To wrap up a Scion national campaign in conjuction with Cineplex Entertainment, 3 winners were drawn from a pool of over 40,000 participants who entered via cineplex.com/scioniQ. The winners are Gregg Reddin from Ottawa, ON; Carrie Guenette from Halbrite, SK; and Brigitte Inderbitzin from Smithers, BC.

“Congratulations to the winners. They’re really going to enjoy driving the new Scion iQ, which may be the world’s smallest four-seater micro-subcompact car, but they’ll quickly discover how big it is on comfort and versatility, thanks to a number of unique engineering innovations and exceptional standard features,” said Larry Hutchinson, Senior Executive Director of Scion in Canada.

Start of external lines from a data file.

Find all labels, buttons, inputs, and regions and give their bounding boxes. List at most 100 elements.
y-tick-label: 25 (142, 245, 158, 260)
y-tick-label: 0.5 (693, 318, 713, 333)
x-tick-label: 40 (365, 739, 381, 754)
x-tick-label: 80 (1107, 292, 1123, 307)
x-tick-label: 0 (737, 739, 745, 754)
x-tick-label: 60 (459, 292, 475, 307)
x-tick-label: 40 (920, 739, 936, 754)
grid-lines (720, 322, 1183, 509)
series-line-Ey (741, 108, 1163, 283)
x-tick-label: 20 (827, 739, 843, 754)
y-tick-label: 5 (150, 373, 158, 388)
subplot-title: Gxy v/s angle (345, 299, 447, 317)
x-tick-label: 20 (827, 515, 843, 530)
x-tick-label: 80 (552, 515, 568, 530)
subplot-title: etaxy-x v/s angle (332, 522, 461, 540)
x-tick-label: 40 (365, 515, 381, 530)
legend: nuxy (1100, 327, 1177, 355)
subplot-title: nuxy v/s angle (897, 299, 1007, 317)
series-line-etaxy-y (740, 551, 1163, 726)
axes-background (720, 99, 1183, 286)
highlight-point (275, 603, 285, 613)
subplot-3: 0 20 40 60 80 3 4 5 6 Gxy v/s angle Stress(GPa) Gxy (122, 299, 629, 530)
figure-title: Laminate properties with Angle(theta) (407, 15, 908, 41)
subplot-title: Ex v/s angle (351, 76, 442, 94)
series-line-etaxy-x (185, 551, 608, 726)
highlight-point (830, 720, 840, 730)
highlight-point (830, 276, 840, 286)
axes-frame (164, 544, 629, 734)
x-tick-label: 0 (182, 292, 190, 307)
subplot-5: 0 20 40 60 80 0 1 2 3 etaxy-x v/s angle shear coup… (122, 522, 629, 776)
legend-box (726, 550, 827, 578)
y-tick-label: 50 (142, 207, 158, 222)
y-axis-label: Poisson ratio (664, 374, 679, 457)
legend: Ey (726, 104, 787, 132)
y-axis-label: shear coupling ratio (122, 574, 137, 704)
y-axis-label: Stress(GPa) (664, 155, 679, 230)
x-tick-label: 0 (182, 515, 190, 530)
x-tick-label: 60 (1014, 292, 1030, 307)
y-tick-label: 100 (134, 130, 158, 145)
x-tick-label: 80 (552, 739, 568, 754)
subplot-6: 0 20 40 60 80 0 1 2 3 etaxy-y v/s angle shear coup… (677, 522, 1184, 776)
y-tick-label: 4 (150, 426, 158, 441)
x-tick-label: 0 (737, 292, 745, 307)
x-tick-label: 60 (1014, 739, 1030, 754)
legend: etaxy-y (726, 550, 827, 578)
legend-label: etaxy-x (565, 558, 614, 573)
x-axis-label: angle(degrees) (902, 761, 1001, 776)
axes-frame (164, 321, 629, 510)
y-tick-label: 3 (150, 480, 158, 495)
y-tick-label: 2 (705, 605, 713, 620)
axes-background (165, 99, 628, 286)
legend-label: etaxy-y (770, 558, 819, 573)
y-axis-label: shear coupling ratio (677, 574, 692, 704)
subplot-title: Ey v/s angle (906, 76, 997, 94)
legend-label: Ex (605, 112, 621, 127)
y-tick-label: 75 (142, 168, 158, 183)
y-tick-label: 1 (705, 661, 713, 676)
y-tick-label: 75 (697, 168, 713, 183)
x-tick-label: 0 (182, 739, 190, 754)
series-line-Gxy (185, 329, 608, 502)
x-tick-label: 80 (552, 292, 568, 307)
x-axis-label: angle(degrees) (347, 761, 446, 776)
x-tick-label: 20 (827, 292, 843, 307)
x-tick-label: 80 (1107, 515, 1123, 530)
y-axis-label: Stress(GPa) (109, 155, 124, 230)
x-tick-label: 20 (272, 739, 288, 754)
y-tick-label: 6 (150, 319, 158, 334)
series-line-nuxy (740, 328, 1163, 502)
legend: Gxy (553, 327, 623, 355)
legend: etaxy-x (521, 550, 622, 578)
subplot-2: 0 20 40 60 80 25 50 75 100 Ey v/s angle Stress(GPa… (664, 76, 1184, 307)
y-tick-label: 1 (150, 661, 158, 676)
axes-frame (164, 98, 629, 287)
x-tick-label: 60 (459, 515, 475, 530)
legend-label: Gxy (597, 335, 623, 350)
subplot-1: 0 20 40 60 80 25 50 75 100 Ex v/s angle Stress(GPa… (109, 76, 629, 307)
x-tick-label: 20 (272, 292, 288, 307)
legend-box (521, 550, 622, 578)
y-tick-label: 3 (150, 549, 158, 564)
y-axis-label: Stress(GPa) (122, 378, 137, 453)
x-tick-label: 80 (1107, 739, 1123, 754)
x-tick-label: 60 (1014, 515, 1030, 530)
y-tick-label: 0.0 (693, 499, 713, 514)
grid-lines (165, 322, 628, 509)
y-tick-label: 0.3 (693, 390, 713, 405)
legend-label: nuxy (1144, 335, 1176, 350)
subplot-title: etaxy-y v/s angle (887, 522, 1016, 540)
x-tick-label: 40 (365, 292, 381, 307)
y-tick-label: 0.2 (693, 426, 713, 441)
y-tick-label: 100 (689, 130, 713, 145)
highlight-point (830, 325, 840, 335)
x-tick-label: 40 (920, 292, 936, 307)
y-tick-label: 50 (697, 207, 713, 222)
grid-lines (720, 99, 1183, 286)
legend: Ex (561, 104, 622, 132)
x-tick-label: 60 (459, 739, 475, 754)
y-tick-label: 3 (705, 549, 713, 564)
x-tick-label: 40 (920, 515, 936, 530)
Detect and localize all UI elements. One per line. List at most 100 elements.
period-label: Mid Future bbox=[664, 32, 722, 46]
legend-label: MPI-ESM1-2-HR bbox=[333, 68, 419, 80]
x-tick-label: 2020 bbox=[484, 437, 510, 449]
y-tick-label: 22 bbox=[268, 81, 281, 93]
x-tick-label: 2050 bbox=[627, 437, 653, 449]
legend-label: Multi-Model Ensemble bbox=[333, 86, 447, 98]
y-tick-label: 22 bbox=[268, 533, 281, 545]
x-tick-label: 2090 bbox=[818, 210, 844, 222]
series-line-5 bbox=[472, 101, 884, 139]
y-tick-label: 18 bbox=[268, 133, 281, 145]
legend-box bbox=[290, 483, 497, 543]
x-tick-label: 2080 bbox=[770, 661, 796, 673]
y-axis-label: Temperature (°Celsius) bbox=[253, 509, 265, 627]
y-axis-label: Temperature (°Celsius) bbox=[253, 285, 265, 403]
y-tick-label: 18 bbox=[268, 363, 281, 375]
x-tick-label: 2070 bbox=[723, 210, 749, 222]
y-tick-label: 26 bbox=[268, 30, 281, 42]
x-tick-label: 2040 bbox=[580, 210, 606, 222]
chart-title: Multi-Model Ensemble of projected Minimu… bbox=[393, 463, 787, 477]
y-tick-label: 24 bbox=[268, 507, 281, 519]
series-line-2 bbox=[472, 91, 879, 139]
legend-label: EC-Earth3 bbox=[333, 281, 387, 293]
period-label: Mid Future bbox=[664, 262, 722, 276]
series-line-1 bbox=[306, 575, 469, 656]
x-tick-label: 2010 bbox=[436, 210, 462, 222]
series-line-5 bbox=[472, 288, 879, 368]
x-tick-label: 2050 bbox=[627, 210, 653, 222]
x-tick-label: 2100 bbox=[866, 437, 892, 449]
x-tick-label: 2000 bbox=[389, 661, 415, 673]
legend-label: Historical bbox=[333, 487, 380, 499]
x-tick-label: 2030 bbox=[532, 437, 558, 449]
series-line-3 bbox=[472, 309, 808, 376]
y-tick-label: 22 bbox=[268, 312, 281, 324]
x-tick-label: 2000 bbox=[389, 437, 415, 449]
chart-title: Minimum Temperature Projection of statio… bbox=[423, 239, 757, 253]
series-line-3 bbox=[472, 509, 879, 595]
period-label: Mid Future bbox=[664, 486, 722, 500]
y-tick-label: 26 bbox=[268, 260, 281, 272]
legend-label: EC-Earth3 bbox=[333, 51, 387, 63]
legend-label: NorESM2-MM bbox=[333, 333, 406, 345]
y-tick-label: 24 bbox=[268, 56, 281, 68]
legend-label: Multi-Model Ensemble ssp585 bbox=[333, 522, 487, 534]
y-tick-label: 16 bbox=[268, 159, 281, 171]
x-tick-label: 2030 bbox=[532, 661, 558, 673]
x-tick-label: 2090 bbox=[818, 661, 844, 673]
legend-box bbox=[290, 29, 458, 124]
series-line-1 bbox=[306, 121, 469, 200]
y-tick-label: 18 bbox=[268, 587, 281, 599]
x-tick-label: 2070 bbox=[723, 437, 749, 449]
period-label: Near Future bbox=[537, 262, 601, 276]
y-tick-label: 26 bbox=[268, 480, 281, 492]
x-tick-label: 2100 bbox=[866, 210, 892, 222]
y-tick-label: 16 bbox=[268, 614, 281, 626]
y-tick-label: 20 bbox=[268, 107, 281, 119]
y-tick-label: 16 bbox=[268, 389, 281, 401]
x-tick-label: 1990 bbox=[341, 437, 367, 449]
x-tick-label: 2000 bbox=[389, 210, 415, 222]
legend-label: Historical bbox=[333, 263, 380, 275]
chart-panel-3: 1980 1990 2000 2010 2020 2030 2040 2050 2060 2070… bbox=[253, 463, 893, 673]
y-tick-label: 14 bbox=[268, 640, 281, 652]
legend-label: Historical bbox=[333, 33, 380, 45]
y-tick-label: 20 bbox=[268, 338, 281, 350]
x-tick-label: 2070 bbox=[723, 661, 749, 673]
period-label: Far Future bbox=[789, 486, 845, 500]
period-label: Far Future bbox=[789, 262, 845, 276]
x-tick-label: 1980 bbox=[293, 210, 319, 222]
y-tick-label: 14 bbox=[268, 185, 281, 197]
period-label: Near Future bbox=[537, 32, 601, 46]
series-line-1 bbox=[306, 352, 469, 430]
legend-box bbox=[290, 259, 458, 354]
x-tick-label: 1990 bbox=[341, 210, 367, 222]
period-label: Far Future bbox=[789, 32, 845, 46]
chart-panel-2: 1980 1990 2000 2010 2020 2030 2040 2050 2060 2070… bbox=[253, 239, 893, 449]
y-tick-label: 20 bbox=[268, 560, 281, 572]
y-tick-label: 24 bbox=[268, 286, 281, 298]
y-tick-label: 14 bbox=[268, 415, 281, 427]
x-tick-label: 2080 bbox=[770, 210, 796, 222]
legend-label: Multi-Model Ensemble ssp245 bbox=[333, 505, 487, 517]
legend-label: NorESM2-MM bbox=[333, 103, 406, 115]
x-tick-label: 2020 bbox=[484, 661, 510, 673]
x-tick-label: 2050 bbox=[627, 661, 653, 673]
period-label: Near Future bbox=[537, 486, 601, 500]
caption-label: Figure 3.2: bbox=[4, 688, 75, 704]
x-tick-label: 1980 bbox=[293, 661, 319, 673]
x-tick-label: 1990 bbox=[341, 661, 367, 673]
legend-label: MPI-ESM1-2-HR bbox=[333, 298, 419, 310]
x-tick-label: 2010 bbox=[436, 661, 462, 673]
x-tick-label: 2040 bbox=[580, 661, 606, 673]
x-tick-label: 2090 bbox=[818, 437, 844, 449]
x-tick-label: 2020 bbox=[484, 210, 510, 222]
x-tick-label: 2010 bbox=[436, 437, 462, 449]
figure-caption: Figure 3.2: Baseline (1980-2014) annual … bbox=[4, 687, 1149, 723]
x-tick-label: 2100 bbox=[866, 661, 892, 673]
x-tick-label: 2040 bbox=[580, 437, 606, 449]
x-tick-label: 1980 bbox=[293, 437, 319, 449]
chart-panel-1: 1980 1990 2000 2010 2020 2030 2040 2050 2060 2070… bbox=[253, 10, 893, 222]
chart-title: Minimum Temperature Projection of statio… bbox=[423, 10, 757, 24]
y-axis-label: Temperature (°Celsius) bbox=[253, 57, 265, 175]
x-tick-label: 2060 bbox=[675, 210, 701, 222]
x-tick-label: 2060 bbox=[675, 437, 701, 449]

The draw concluded an awareness campaign that ran for 4 weeks in Dec 2011. To make the iQ’s many attributes particularly memorable for Canadian consumers, advertisements at selected Cineplex Entertainment theatres paired movie trivia with key facts about Scion, under the fitting tagline of “Elevate your iQ.”  Attention-grabbing facts about the iQ were emphasized, including how it has the world’s smallest turning radius (3.9 metres) and that it has the world’s first rear-window curtain airbag among its 11 standard airbags.

As the world's most fuel efficient non-hybrid on the road, the Scion iQ is loaded with ingenious engineering advancements, is only three metres long and has a starting price of just $16,760.